An enhanced biodegradability of EDTA could be shown after long adaption. In guideline tests according to OECD 301 EDTA was moderately biodegradable and well eliminable from water using adapted inoculum [BASF AG, 2001, 2002]. The adaptation potential of EDTA degradation shows also an industrial wastewater treatment plant from a Finnish paper mill. Using activated sludge from this plant EDTA was biodegraded about > 80 % CO2 evolution and about 99 % DOC removal in a laboratory study (OECD 301B) [Kaluza & al. 1998]. This study represents a low-level preadaption test system and can be regarded as an enhanced biodegradation screening test [Guidance for Implementation of REACH, Chapter R.7b, 2008]

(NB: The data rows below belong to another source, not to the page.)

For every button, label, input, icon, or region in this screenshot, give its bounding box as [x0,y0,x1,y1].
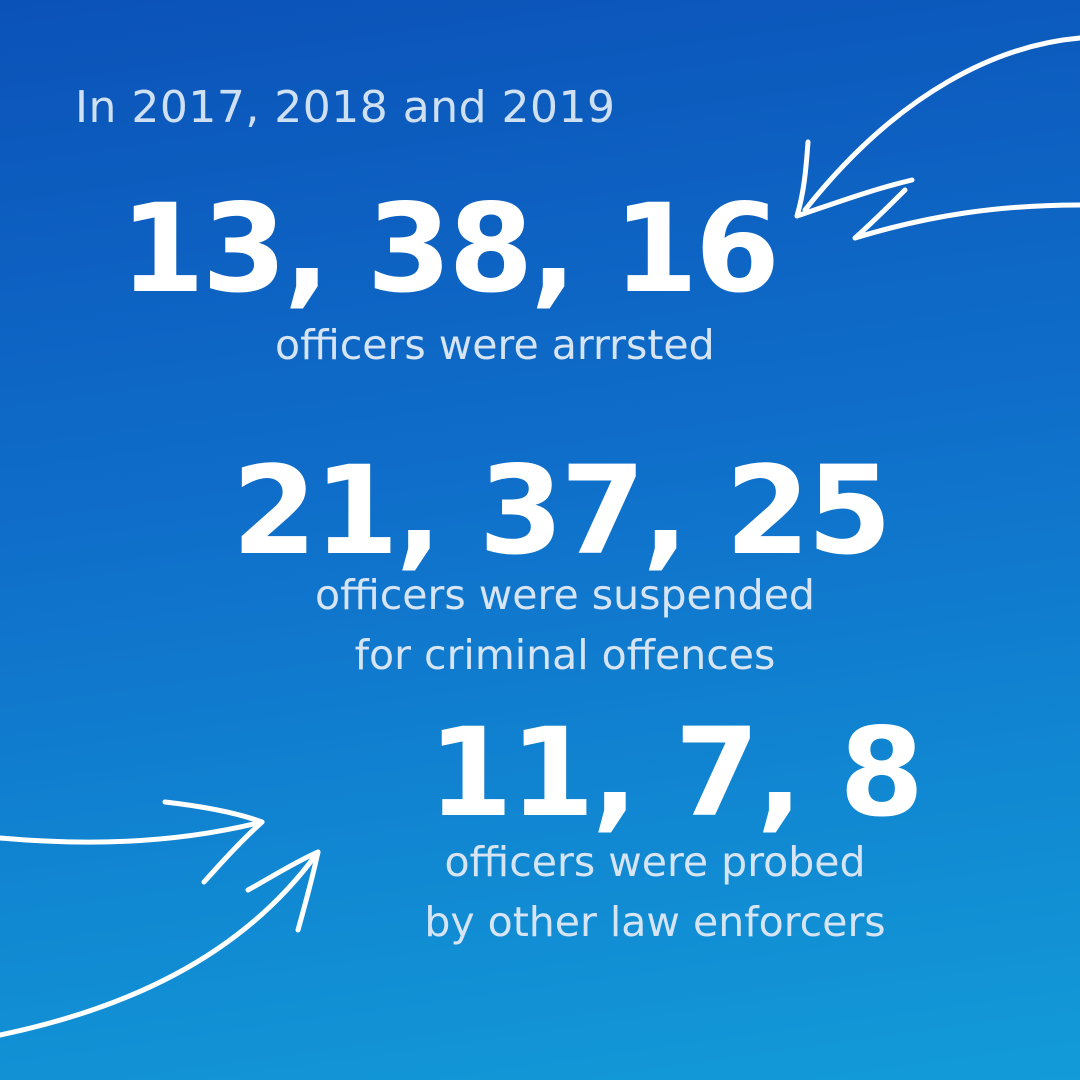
stat-numbers-suspended: 21, 37, 25 [232,440,892,582]
stat-caption-probed: officers were probed by other law enforc… [410,832,900,952]
stat-numbers-probed: 11, 7, 8 [428,702,924,844]
caption-line: by other law enforcers [424,898,886,946]
stat-caption-suspended: officers were suspended for criminal off… [300,565,830,685]
stat-caption-arrested: officers were arrrsted [275,321,715,369]
stat-numbers-arrested: 13, 38, 16 [120,178,780,320]
caption-line: officers were probed [444,838,866,886]
intro-heading: In 2017, 2018 and 2019 [75,82,616,133]
caption-line: officers were suspended [315,571,815,619]
caption-line: for criminal offences [354,631,776,679]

Influences of the stability constant

As a chelating agent EDTA forms complexes with a lot of cationic ions. Fundamental EDTA exists naturally as a mixture of chelate complexes. The biodegradability differs between the acid resp. their salts and on the other side the metal complexes. Investigations show, that EDTA complexes with a thermodynamic stability constant below 10E12, like Ca, Mg and Mn, were degraded. Complexes with higher stability constants like Pb, Zn and Co are slowly degraded via the weaker complexes present in equilibrium. The degradation of complexes containing very bacteriotoxic metals like Cu or Cd stops as soon as sufficient metal is liberated [Klüner & al. 1998 and Van Ginkel, 1999, Nörtemann 2003, Satroudinov 2000, 2003].

Degradation pathway

Several investigations revealed that it is possible to enrich cultures of EDTA-utilizing microorganisms. Different bacteria strains were isolated which can mineralised EDTA completely [Nörtemann, 1992 and Van Ginkel, 1999]. The degradation pathway of EDTA was described from Klüner & al. (1998) and summarised in the EU Risk Assessment (2004). The first intermediate described is ethylenediaminetriacetate (ED3A). ED3A can react spontaneously to ketopiperazinediacetate (KPDA) by intramolecular cyclisation [Ternes et al., 1996]. KPDA itself is biodegradable which could be shown by Van Ginkel & Stroo (1999).


EDTA is not readily biodegradable according to OECD criteria. It was shown that under special conditions like slightly alkaline pH or adaptation the biodegradability of EDTA is considerably improved. EDTA was biodegradable in an enhanced test using preadapted activated sludge. Therefore it can be concluded that EDTA is ultimately biodegradable under such conditions.